Getting a Doppler scan done is just one of them.
The Reasons Behind a Doppler Scan in Pregnancy
The Doppler scan during pregnancy is done twice. Once in the first trimester and then in the second or third trimester for these reasons:
In the early stage of your pregnancy, the ultrasound scan looks for the presence of the following:
- number of babies in the womb
- detects the foetal heartbeat
- baby’s growth
- the date of delivery
Moreover, placental development helps in foetal development by passing down the essential nutrients, blood, and oxygen to the baby-to-be from the mother’s bloodstream. That means, through a Doppler scan placental problems like placenta previa can be determined.
Having said that around 10 to 12 weeks of pregnancy, Foetal Doppler Ultrasound may attempt to pick up foetal heart tones, but they can be hardly audible as a result of:
- due date miscalculation
- tilted uterus
- The sound of the placenta may overpower the sound of the foetal heartbeat, as well as the layers of fat in the abdomen.
However, the second pregnancy scan during the second trimester ensures that the baby is growing healthily and normally. It further checks whether there is the presence of any physical abnormality in the baby in the womb.

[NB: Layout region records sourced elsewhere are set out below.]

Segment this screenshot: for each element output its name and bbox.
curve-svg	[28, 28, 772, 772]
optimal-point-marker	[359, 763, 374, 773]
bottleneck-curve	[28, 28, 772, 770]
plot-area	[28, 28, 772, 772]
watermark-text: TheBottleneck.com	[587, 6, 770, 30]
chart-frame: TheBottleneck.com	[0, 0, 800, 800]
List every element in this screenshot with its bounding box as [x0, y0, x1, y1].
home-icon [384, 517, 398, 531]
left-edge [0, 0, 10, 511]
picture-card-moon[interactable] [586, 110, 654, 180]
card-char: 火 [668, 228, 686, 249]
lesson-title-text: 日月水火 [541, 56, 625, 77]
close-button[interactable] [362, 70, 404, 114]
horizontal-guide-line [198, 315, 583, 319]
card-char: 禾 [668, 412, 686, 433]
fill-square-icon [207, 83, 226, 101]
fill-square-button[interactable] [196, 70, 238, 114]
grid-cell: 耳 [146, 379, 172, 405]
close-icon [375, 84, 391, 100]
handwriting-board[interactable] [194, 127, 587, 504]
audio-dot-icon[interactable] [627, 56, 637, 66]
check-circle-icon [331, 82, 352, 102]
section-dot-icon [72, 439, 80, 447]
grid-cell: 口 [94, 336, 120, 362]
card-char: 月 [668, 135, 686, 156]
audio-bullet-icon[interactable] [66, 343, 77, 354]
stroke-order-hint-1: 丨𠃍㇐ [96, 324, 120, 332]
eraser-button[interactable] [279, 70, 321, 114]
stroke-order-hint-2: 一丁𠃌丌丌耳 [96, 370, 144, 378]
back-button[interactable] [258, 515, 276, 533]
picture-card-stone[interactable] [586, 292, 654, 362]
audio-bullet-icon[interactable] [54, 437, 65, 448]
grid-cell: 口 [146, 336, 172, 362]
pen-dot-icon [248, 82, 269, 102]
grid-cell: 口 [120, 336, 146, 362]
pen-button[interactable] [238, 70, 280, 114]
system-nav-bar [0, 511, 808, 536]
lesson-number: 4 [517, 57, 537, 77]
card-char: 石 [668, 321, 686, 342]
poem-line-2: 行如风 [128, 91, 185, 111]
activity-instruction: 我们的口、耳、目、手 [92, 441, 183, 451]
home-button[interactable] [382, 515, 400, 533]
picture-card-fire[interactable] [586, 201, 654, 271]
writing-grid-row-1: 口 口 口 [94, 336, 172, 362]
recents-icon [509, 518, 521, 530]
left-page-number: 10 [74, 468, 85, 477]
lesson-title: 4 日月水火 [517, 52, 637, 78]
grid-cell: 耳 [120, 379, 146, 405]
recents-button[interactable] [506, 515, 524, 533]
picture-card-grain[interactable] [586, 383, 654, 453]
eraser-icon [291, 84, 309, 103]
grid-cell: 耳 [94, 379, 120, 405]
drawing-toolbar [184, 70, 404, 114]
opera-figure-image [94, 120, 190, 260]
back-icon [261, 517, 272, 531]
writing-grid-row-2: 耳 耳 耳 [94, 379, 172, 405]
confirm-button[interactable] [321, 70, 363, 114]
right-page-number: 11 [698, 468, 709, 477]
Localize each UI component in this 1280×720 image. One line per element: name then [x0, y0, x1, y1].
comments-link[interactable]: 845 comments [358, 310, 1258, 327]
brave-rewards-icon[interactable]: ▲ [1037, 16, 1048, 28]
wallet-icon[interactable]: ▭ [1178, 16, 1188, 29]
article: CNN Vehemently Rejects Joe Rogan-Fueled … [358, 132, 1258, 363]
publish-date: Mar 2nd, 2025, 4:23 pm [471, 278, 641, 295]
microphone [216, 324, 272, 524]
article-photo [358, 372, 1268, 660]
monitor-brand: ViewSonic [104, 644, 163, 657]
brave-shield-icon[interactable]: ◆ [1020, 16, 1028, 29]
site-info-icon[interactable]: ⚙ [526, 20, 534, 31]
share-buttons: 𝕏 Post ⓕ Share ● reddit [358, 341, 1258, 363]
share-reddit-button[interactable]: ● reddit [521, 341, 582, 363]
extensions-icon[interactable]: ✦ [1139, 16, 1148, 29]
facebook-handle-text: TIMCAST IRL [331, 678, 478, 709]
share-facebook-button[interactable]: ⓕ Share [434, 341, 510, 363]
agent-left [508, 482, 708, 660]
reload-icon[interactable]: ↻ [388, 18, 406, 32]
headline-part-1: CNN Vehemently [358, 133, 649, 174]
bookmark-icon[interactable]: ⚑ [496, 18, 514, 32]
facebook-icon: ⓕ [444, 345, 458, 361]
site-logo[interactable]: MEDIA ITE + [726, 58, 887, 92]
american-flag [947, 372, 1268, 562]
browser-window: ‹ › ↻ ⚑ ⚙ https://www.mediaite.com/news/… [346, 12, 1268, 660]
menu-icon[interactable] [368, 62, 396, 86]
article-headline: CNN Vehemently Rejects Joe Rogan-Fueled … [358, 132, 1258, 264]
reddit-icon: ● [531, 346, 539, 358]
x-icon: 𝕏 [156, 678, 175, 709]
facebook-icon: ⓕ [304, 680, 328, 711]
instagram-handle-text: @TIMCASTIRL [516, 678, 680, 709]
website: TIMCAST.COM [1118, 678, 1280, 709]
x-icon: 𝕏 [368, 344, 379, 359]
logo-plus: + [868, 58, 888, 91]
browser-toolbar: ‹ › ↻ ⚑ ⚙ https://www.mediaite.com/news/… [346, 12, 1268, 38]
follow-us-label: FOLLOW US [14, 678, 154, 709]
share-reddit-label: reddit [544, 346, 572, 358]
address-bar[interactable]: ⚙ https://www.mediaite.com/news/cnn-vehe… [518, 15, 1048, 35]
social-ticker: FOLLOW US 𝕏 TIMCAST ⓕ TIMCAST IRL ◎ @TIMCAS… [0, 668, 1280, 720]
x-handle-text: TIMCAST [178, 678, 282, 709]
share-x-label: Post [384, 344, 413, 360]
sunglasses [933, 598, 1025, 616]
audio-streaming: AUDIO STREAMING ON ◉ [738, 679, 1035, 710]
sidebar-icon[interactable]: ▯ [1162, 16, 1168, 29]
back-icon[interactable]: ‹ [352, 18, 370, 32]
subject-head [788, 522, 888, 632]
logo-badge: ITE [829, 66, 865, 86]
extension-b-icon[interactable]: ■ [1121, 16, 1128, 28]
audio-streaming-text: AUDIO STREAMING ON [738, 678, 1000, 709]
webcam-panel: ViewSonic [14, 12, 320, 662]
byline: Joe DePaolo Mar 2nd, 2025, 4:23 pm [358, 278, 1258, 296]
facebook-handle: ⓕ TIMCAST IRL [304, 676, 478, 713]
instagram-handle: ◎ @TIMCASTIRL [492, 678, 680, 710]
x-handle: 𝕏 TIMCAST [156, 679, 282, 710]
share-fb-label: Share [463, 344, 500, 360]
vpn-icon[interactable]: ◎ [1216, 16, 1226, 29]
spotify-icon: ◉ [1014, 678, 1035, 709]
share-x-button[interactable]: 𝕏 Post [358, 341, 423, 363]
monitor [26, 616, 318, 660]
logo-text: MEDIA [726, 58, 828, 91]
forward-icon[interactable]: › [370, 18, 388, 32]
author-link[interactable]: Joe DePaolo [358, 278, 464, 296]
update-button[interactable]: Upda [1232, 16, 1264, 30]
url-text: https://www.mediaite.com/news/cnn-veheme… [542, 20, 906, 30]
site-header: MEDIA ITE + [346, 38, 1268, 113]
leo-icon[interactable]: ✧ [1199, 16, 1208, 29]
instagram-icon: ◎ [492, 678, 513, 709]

Intermittent monitoring with a Doppler pregnancy scan is done every 15 to 30 minutes, during the first stage of labour, and every 5 to 15 minutes in the second check of your baby’s heart rate. With pregnancy complications, you’ll be monitored more often.
- Through the Doppler scan the doctor can find out whether the baby inside you is growing slowly.
- It also detects whether the baby’s movement inside the womb has slowed down.
- This pregnancy scan can make sure whether you’re pregnant with twins, or more. The healthcare practitioner checks the signs of twin-to-twin transfusion syndrome (TTTS).
- The pregnancy ultrasound confirms whether you’ve had a miscarriage in your prior pregnancy or at the time of your childbirth.
- If you have been smoking or had a habit of drinking alcohol or pregnancy-induced health conditions like high blood pressure and diabetes, the pregnancy Doppler scan ensures them.
- The Pregnancy Doppler scans whether rhesus disease impacts the baby during pregnancy, as well as after childbirth, and if you’re suffering from slapped cheek syndrome.
You can get the Doppler test done by trained professionals. They follow a set of guidelines that will make sure that both you and the baby inside you are perfectly safe. Since Doppler types – Continuous Wave Doppler, Duplex Doppler, Colour Doppler – generally determine blood flow non-invasively, they not only determine high-risk pregnancies but also check the blood flow to the umbilical cord, artery, foetal brain, and cerebral artery.
You don’t need to do a lot to get a Doppler test done. You’ll have to be comfortable while lying down on the exam table. The expert will put gel on your belly before beginning the test, and the sound of the waves passes from the belly to the computer showing results as it has been mentioned above.
So, are you ready for a Doppler Scan during your pregnancy?